Camilla Long's harsh review was so lively that it motivated one of the judges to read the book

Topics: hatchet job of the year, Rachel Cusk, camilla long, aftermath, Books, literature, Writing,

Shrewd takedown of Rachel Cusk's (Credit: monticello via Shutterstock)

Camilla Long is now the proud winner of a hatchet, a large red cake and a year’s supply of potted shrimp, all thanks to her biting Sunday Times review of Rachel Cusk’s “Aftermath.” The dubious gifts are a part of the Hatchet Job of the Year Award, an annual honor bestowed by U.K.-based literary website Omnivore to a critic who writes the “angriest, funniest, most trenchant book review” of the past 12 months.

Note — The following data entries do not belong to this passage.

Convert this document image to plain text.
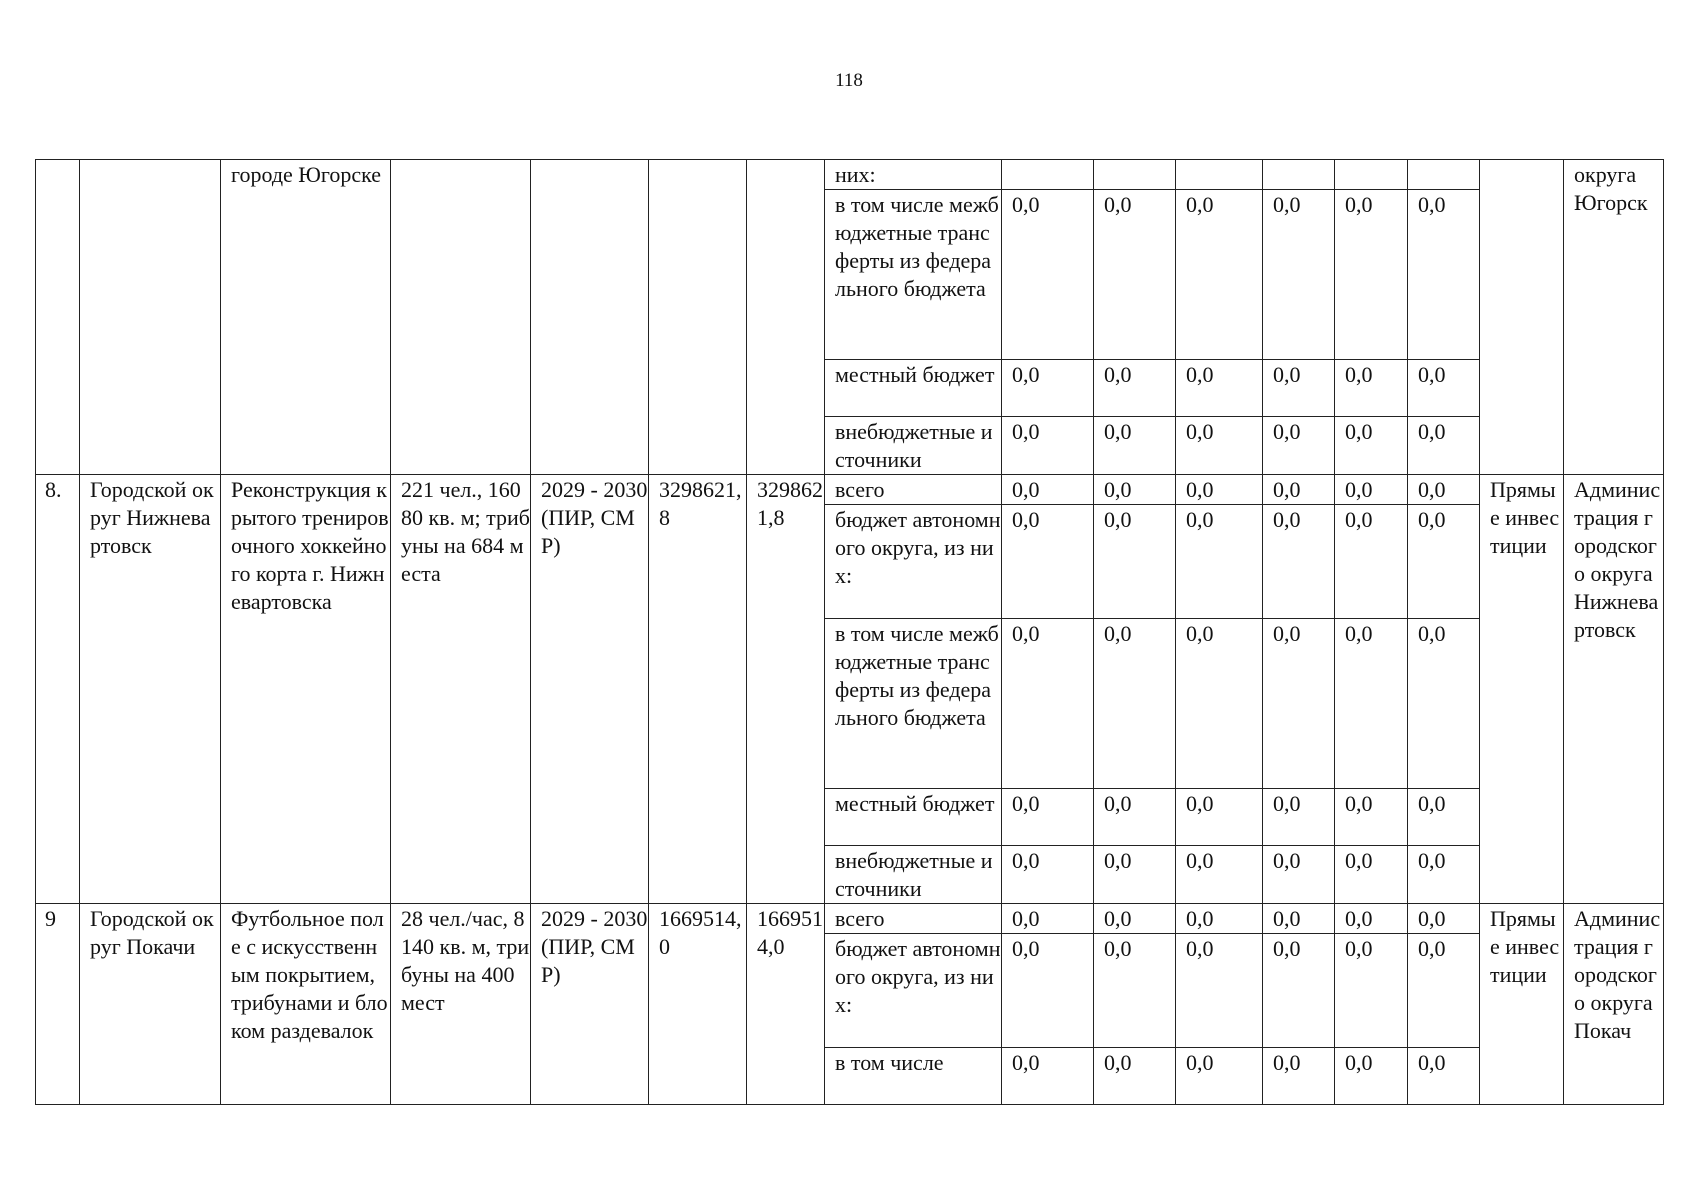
118
		городе Югорске					них:								округа Югорск
							в том числе межбюджетные трансферты из федерального бюджета	0,0	0,0	0,0	0,0	0,0	0,0		
							местный бюджет	0,0	0,0	0,0	0,0	0,0	0,0		
							внебюджетные источники	0,0	0,0	0,0	0,0	0,0	0,0		
8.	Городской округ Нижневартовск	Реконструкция крытого тренировочного хоккейного корта г. Нижневартовска	221 чел., 16080 кв. м; трибуны на 684 места	2029 - 2030 (ПИР, СМР)	3298621,8	3298621,8	всего	0,0	0,0	0,0	0,0	0,0	0,0	Прямые инвестиции	Администрация городского округа Нижневартовск
							бюджет автономного округа, из них:	0,0	0,0	0,0	0,0	0,0	0,0		
							в том числе межбюджетные трансферты из федерального бюджета	0,0	0,0	0,0	0,0	0,0	0,0		
							местный бюджет	0,0	0,0	0,0	0,0	0,0	0,0		
							внебюджетные источники	0,0	0,0	0,0	0,0	0,0	0,0		
9	Городской округ Покачи	Футбольное поле с искусственным покрытием, трибунами и блоком раздевалок	28 чел./час, 8140 кв. м, трибуны на 400 мест	2029 - 2030 (ПИР, СМР)	1669514,0	1669514,0	всего	0,0	0,0	0,0	0,0	0,0	0,0	Прямые инвестиции	Администрация городского округа Покач
							бюджет автономного округа, из них:	0,0	0,0	0,0	0,0	0,0	0,0		
							в том числе	0,0	0,0	0,0	0,0	0,0	0,0		
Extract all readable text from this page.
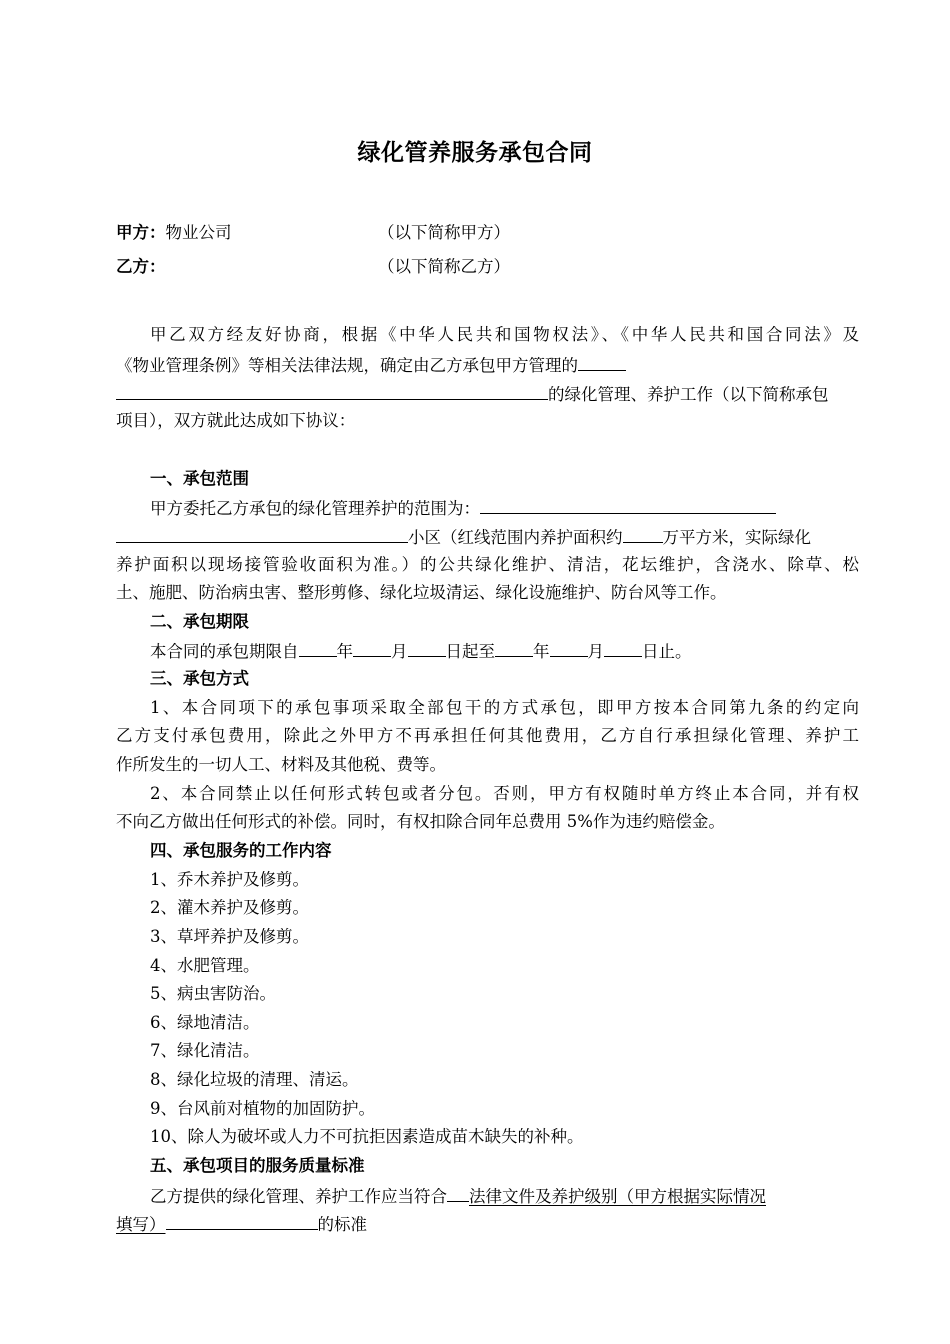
绿化管养服务承包合同
甲方：物业公司	（以下简称甲方）
乙方：	（以下简称乙方）
甲乙双方经友好协商，根据《中华人民共和国物权法》、《中华人民共和国合同法》及
《物业管理条例》等相关法律法规，确定由乙方承包甲方管理的
的绿化管理、养护工作（以下简称承包
项目），双方就此达成如下协议：
一、承包范围
甲方委托乙方承包的绿化管理养护的范围为：
小区（红线范围内养护面积约 万平方米，实际绿化
养护面积以现场接管验收面积为准。）的公共绿化维护、清洁，花坛维护，含浇水、除草、松
土、施肥、防治病虫害、整形剪修、绿化垃圾清运、绿化设施维护、防台风等工作。
二、承包期限
本合同的承包期限自 年 月 日起至 年 月 日止。
三、承包方式
1、本合同项下的承包事项采取全部包干的方式承包，即甲方按本合同第九条的约定向
乙方支付承包费用，除此之外甲方不再承担任何其他费用，乙方自行承担绿化管理、养护工
作所发生的一切人工、材料及其他税、费等。
2、本合同禁止以任何形式转包或者分包。否则，甲方有权随时单方终止本合同，并有权
不向乙方做出任何形式的补偿。同时，有权扣除合同年总费用 5%作为违约赔偿金。
四、承包服务的工作内容
1、乔木养护及修剪。
2、灌木养护及修剪。
3、草坪养护及修剪。
4、水肥管理。
5、病虫害防治。
6、绿地清洁。
7、绿化清洁。
8、绿化垃圾的清理、清运。
9、台风前对植物的加固防护。
10、除人为破坏或人力不可抗拒因素造成苗木缺失的补种。
五、承包项目的服务质量标准
乙方提供的绿化管理、养护工作应当符合 法律文件及养护级别（甲方根据实际情况
填写）	的标准
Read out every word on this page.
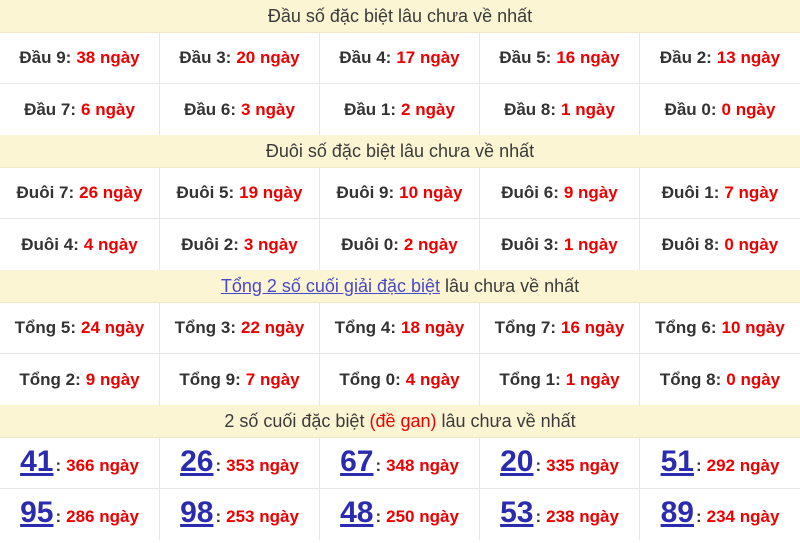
Đầu số đặc biệt lâu chưa về nhất
Đầu 9: 38 ngày Đầu 3: 20 ngày Đầu 4: 17 ngày Đầu 5: 16 ngày Đầu 2: 13 ngày
Đầu 7: 6 ngày	Đầu 6: 3 ngày	Đầu 1: 2 ngày	Đầu 8: 1 ngày	Đầu 0: 0 ngày
Đuôi số đặc biệt lâu chưa về nhất
Đuôi 7: 26 ngày Đuôi 5: 19 ngày Đuôi 9: 10 ngày Đuôi 6: 9 ngày	Đuôi 1: 7 ngày
Đuôi 4: 4 ngày	Đuôi 2: 3 ngày	Đuôi 0: 2 ngày	Đuôi 3: 1 ngày	Đuôi 8: 0 ngày
Tổng 2 số cuối giải đặc biệt lâu chưa về nhất
Tổng 5: 24 ngày Tổng 3: 22 ngày Tổng 4: 18 ngày Tổng 7: 16 ngày Tổng 6: 10 ngày
Tổng 2: 9 ngày Tổng 9: 7 ngày Tổng 0: 4 ngày Tổng 1: 1 ngày Tổng 8: 0 ngày
2 số cuối đặc biệt (đề gan) lâu chưa về nhất
41 : 366 ngày 26 : 353 ngày 67 : 348 ngày 20 : 335 ngày 51 : 292 ngày
95 : 286 ngày 98 : 253 ngày 48 : 250 ngày 53 : 238 ngày 89 : 234 ngày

Long’s review beat vitriol spewed from the likes of Ron Charles on Martin Amis, Zoe Heller on Salman Rushdie, and Suzanne Moore on Naomi Wolf. One the award’s judges, Lynn Barber, told the Guardian, ”I thought what was wonderful about Camilla’s review was that it totally hatcheted the book, but in such an intriguing way that I then thought I must read ‘Aftermath’ – and did, and loved it because it was just as weird as Camilla said,” said Barber. “So a hatchet job isn’t necessarily a turnoff.”

Long described Cusk’s memoir, about her failed marriage, as “crammed with mad, flowery metaphors and hifalutin creative-writing experiments” and experienced the final chapter as “an out-of-body experience.” “Oddly, I read the whole thing in a Bulgarian accent,” she wrote. Long homed in on the oddities of Cusk, too, skewering the writer while pointing out the complexity of her character:

Cusk herself seems extraordinary — a brittle little dominatrix and peerless narcissist who exploits her husband and her marriage with relish. She tramples anyone close to her, especially Clarke, whom she has forced to give up his job in order to look after the kids. She pours scorn on his “dependence” and “unwaged domesticity”, but won’t do chores herself because they make her feel, of all things, “unsexed”. She is horrified when he demands half of everything in the divorce: “They’re my children,” she snarls. “They belong to me.”

The main problem with “Aftermath,” based on Long’s review, is that it’s a confessional with “acres of poetic whimsy and vague literary blah, a needy, neurotic mandolin solo of reflections on child sacrifice and asides about drains” without any explanation or insight into “why she wrote the book.”